How long do you wait when your swap partners stop responding before looking for other options?

4 Comments

  • I have close friends who are from the Bay Area who now live in San Miguel de Allende in Mexico and they have now done about 55 home exchanges, with mostly great connections. Since HomeExchange was bought out by another home visit program and gone to a more commercial format of points they rely on their many former contacts and just make arrangements themselves without points for this or that. In their experience they say that if you have not heard from someone within 2 weeks inquiring about the exchange then you should probably move on as there are many people interested in exchanging and arrangements need to be secured. Many people do NOT LIKE the so called points system as it loses the spontaneity of exploring and adventure.

  • I don’t think this is anything to do with the points system, it’s all to do with having several lines of communication. Let’s suppose that the writer, as soon as it was looking as if they are seriously talking about an exchange on a web site, had asked for an email address and phone number, this almost certainly would not have been a problem. In my experience, it’s unwise to rely on the web site as the only communication- the other party only has to change to another website, suspend their listing, not pay on time, or the site goes faulty on you, and you have possibly lost them. However, on the one occasion we lost contact because the other party stopped listing forgetting that they owed us a reciprocal exchange in the future, homeexchange.com did write to their email on my behalf to help get the communication going again- it only took them a few days.
    This example, by the way, just proved to us that non simultaneous exchanges are always at risk of problems if they have been to your house first!
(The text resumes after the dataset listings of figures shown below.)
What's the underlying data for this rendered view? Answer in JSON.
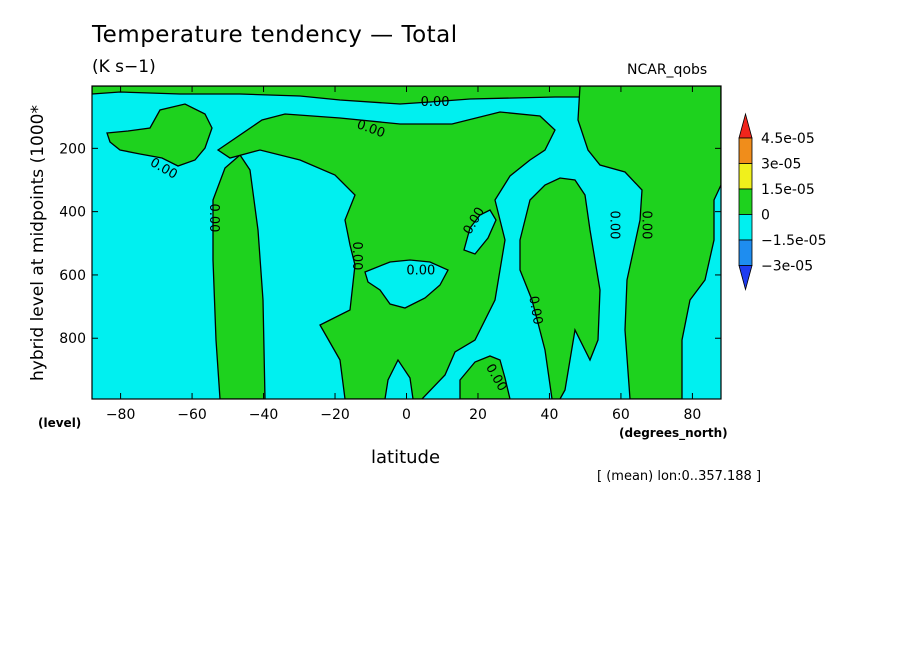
{
  "chart_data": {
    "type": "contour",
    "title": "Temperature tendency — Total",
    "units": "(K s−1)",
    "dataset": "NCAR_qobs",
    "xlabel": "latitude",
    "xunits": "(degrees_north)",
    "ylabel": "hybrid level at midpoints (1000*",
    "yunits": "(level)",
    "footnote": "[ (mean) lon:0..357.188 ]",
    "xlim": [
      -88,
      88
    ],
    "ylim": [
      992,
      3
    ],
    "x_ticks": [
      -80,
      -60,
      -40,
      -20,
      0,
      20,
      40,
      60,
      80
    ],
    "y_ticks": [
      200,
      400,
      600,
      800
    ],
    "contour_level": 0,
    "contour_label": "0.00",
    "contour_label_positions": [
      {
        "x": -68,
        "y": 265
      },
      {
        "x": -54,
        "y": 420
      },
      {
        "x": -14,
        "y": 540
      },
      {
        "x": -10,
        "y": 140
      },
      {
        "x": 4,
        "y": 588
      },
      {
        "x": 8,
        "y": 55
      },
      {
        "x": 19,
        "y": 430
      },
      {
        "x": 25,
        "y": 925
      },
      {
        "x": 36,
        "y": 712
      },
      {
        "x": 58,
        "y": 442
      },
      {
        "x": 67,
        "y": 442
      }
    ],
    "legend": {
      "levels": [
        "4.5e-05",
        "3e-05",
        "1.5e-05",
        "0",
        "−1.5e-05",
        "−3e-05"
      ],
      "colors": [
        "#f0251c",
        "#f08d1b",
        "#f0f01c",
        "#1ed21e",
        "#00f0f0",
        "#1e8df0",
        "#1e3cf0"
      ]
    },
    "fill_colors": {
      "positive": "#1ed21e",
      "negative": "#00f0f0"
    }
  }
}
Unless you are doing a simultaneous exchange (which is a nicer way of exchanging where it’s possible) the points system is a far better deal.
    We love it.

  • I’m having this exact issue now!
    And, as an airbnb SuperHost, I can’t agree more…. Home Exchange is such a fantastic concept, but there are absolutely zero standards across the board when it comes to hosting, managing expectations for each exchange, etc. Which has it’s charm if you have time to follow up on 30+ conversations with various potential partners, but personally, I would really appreciate it if there were some minimum standards to enforce or process guidelines for all members in place.
    Of course timely and clear communications from hosts and guests would improve the process immensely! But it’s been a giant headache trying to sort through what each member expects from an exchange, because it varies from just a bed to sleep in within a shared home, to full service travel recommendation and the host’s car thrown in. Airbnb has it’s issues, but they have their process streamlined to a T. Everyone knows what they’re getting out of the process before it even begins. Simple!
    My fear is now I’ve accumulated a ton of points I’ll never be able to use. Frustrating!!!
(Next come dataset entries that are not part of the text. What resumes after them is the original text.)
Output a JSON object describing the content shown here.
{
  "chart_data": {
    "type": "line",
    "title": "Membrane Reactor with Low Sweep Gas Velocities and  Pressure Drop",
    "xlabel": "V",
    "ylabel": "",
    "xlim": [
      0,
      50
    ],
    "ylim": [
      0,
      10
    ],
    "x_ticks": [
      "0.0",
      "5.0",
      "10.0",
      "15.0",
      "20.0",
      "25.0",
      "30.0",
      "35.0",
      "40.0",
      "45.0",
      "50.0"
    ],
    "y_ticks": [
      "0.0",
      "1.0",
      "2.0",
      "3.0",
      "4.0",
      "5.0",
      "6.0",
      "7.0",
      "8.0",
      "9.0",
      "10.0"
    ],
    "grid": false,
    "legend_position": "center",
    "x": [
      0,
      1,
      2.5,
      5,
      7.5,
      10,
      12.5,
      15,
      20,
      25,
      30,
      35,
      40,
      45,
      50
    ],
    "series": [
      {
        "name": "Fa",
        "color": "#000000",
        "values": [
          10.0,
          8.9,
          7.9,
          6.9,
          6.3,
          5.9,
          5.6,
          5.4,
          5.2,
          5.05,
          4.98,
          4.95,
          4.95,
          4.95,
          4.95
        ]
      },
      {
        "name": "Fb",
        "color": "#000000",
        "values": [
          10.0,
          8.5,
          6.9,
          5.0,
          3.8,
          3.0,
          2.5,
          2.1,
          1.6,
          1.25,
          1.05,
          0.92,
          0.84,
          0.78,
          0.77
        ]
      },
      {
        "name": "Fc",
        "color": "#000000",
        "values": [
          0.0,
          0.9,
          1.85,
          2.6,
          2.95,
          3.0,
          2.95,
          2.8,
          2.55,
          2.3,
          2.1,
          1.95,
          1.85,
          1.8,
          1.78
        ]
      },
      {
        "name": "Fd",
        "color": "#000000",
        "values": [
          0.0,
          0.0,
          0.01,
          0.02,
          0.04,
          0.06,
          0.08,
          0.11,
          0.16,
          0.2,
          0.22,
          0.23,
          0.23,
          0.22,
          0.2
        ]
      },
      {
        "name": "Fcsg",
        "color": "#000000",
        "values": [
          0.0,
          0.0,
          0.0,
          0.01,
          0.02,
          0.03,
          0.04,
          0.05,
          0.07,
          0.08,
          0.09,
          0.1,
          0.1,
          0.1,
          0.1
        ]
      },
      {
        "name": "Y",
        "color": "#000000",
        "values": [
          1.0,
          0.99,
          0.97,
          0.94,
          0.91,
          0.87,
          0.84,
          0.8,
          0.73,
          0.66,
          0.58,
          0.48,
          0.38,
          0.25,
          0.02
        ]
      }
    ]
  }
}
  • I am so sorry this happened to you. Unfortunately we have had a similar experience with Milan this year, and have failed to find an alternative. Like you, we try three approaches but then move on, relying only on officially registered exchanges. We never used to bother with registering an exchange in the past ( we have been swapping for almost 30 years) but these days it is OK apparently to ‘ghost’ someone in all kinds of situations – dinner invitations, holiday invitations etc etc. We think it is very rude too, but it does seem to be the prevailing culture.
    Have a lovely time on Orcas – we enjoyed an exchange there for a balloon last year and the whole trip, including the ferry rides, was fun despite heavy rain at times.